Page 107 of Everything All at Once
“Wait!” I scrambled to my feet, put my hand on his arm. “So dramatic,” I said, panting. “Just hold on a second.”
“Okay,” he said, pulling his hand away from me, keeping the bottle as far from me as he could.
“I already told you I didn’t want it.” I rolled my eyes and sighed. “I want you to drink it.”
“Me? Why?”
“Think about this scenario, right: you throw it out to sea in this grand, poetic gesture. But the bottle doesn’t break; it floats on the waves until it gets to some faraway, uncharted island. There’s been a plane crash, and someone who looks a lot like Tom Hanks is stranded on the island. He finds the bottle. He’s really, really thirsty. So he’s basically the only person on earth who would pull a strange glass bottle of water out of the ocean and actually drink it. And he does drink it, so now he has to spend eternity on that island, alone.”
“That is... very specific,” Sam said. “But I see your point. I guess I could just dump the water out?”
“I think you need to drink it.”
“I already drank it, remember?”
“Has anyone ever drunk the water twice, though?”
“No, there’s not really a point, is there?”
“Well, what’s the harm? You can’t get doubly immortal.Oh, or maybe you’d become a god? Like Zeus? That would be cool.”
“I don’t think it would make me a god.”
“So just drink it. I dare you.”
“You dare me to drink the water that I have already drunk again?”
“Yes.”
He thought about it for just a minute, lowering the glass to eye level, studying the liquid within. Then he relaxed, shrugged, unstopped the cork, and raised it to his lips. He drank deeply, and when he was finished, he replaced the cork and let the bottle fall to the ground.
And I watched the air around him change, just so, so subtly, nothing anyone would see unless they knew exactly what they were looking for. A slight shift, the most gentle of breezes. Something crooked tilting into place. A crack in the laws of the universe filled up with putty and made whole again.
I smiled.
“Come on, let’s get out of here. I’m hungry.”
That night Em came over with Jackie, and together with Abe and Amy and Sam, we set up Monopoly on the coffee table.
“Can I play?” Dad asked hopefully, sticking his head into the room.
“No!” Abe and I shouted at the same time.

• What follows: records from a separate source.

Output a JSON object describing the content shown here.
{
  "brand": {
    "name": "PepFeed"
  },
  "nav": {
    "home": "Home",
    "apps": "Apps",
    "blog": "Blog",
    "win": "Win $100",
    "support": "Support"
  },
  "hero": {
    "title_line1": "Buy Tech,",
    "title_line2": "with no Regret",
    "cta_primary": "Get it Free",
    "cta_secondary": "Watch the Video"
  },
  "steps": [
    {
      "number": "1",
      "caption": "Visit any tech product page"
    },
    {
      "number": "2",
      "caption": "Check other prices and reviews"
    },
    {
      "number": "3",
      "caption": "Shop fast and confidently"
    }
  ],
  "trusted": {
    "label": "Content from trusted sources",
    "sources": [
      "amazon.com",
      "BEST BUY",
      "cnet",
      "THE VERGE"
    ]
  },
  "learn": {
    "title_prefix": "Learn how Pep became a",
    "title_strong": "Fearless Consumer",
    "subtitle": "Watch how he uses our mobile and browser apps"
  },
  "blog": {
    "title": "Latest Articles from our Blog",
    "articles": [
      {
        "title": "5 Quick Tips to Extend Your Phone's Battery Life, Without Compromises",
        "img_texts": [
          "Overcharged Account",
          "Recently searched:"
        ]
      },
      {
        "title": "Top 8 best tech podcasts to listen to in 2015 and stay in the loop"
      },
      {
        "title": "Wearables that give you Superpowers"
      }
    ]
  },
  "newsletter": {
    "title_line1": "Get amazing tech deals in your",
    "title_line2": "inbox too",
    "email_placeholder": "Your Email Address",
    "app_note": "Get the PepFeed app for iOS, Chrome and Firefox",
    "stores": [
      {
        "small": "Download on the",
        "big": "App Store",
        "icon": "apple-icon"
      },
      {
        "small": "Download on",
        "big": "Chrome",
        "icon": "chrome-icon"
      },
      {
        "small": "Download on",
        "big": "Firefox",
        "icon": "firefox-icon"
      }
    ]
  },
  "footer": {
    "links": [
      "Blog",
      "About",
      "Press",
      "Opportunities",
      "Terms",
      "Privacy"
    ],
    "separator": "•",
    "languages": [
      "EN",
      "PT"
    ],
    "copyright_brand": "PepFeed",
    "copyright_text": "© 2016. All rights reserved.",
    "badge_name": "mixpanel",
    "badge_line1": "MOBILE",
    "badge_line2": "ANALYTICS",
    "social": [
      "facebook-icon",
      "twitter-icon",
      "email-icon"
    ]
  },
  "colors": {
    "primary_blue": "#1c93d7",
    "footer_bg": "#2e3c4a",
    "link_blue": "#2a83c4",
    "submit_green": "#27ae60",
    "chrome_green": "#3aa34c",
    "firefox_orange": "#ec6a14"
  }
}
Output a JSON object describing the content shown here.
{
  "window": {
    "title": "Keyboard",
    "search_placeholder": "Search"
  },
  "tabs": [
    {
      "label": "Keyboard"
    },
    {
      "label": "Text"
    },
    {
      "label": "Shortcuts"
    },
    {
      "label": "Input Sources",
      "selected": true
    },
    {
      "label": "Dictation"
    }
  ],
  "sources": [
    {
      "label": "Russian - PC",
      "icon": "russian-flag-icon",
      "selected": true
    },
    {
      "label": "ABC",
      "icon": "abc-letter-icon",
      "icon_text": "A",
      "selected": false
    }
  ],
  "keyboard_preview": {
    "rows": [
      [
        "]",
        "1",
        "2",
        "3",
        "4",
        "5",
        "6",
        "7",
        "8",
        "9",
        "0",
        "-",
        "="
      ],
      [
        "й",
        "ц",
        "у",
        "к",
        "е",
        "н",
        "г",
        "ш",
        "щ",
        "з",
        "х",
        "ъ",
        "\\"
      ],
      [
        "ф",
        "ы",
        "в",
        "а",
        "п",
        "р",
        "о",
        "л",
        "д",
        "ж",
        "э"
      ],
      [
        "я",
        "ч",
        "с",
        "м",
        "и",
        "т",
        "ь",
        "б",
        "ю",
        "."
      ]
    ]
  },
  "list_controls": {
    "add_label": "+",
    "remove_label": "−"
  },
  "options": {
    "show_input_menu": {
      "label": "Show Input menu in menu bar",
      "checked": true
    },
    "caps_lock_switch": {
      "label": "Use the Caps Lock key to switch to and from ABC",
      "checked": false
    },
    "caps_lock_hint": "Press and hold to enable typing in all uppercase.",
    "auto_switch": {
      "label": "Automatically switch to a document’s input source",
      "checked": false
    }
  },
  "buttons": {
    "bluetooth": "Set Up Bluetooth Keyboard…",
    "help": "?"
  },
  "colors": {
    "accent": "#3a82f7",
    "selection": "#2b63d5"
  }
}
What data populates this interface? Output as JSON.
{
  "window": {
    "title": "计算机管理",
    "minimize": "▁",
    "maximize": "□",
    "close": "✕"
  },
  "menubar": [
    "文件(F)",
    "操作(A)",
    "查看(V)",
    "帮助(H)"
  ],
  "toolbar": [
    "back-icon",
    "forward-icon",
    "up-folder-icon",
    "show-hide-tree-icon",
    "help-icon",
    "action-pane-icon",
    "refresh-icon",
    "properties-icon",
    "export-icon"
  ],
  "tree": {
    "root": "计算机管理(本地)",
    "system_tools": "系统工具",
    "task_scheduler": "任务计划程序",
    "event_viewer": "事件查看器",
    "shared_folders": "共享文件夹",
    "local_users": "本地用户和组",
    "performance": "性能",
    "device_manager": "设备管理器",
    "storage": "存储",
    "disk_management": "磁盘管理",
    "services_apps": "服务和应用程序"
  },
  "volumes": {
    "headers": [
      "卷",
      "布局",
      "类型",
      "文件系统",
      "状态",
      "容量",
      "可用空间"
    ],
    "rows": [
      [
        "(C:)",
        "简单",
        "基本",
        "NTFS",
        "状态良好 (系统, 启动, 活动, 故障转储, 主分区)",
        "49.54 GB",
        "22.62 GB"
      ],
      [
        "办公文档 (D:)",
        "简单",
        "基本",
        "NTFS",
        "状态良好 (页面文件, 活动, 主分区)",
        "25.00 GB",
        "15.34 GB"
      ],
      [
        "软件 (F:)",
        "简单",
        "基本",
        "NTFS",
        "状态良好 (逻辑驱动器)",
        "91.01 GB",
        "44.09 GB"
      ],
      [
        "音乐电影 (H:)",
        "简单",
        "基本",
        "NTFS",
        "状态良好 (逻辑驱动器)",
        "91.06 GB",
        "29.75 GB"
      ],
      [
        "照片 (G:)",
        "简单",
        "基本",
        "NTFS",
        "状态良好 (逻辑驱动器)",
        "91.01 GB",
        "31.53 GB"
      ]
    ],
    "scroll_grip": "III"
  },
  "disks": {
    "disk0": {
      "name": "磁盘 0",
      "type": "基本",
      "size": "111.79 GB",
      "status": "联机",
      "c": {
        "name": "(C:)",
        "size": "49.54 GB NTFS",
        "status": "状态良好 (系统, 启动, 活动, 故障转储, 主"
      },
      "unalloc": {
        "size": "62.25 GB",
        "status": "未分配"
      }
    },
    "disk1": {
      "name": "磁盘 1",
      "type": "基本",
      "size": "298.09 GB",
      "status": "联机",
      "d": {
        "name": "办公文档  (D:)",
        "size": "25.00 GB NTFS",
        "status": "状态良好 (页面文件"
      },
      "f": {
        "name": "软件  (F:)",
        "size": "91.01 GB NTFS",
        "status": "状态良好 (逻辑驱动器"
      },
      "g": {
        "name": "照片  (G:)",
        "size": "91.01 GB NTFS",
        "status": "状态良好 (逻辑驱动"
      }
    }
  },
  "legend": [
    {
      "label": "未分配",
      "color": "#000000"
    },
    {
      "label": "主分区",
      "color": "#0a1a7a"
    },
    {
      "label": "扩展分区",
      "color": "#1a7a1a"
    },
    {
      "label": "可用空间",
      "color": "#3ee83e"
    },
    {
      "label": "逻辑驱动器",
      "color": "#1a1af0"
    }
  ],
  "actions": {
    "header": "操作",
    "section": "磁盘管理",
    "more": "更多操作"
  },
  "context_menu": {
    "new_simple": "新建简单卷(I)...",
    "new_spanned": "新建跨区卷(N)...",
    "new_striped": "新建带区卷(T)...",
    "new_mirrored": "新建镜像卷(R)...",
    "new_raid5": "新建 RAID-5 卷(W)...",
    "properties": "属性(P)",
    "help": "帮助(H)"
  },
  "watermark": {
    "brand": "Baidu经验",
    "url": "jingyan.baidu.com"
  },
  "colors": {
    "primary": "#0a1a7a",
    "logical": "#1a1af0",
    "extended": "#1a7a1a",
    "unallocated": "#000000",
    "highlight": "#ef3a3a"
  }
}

Defeated, he retreated to the kitchen.
We put an Alvin movie on in the background but muted the TV. I glanced at it every now and then but tried not to get caught up; the Alvin movies always made me cry.
Sam had never played Monopoly. In three hundred years, he’d just never gotten around to it.
After an hour or so, I went into the kitchen to refill our supply of snacks. Abe followed me. When I turned around from the fridge, he was leaning against the counter, arms crossed, expectant.
“Well?” he said.
“Well what?”
“Was Ponce de León right?”
“No, of course not,” I said. “There was a perfectly reasonable explanation.”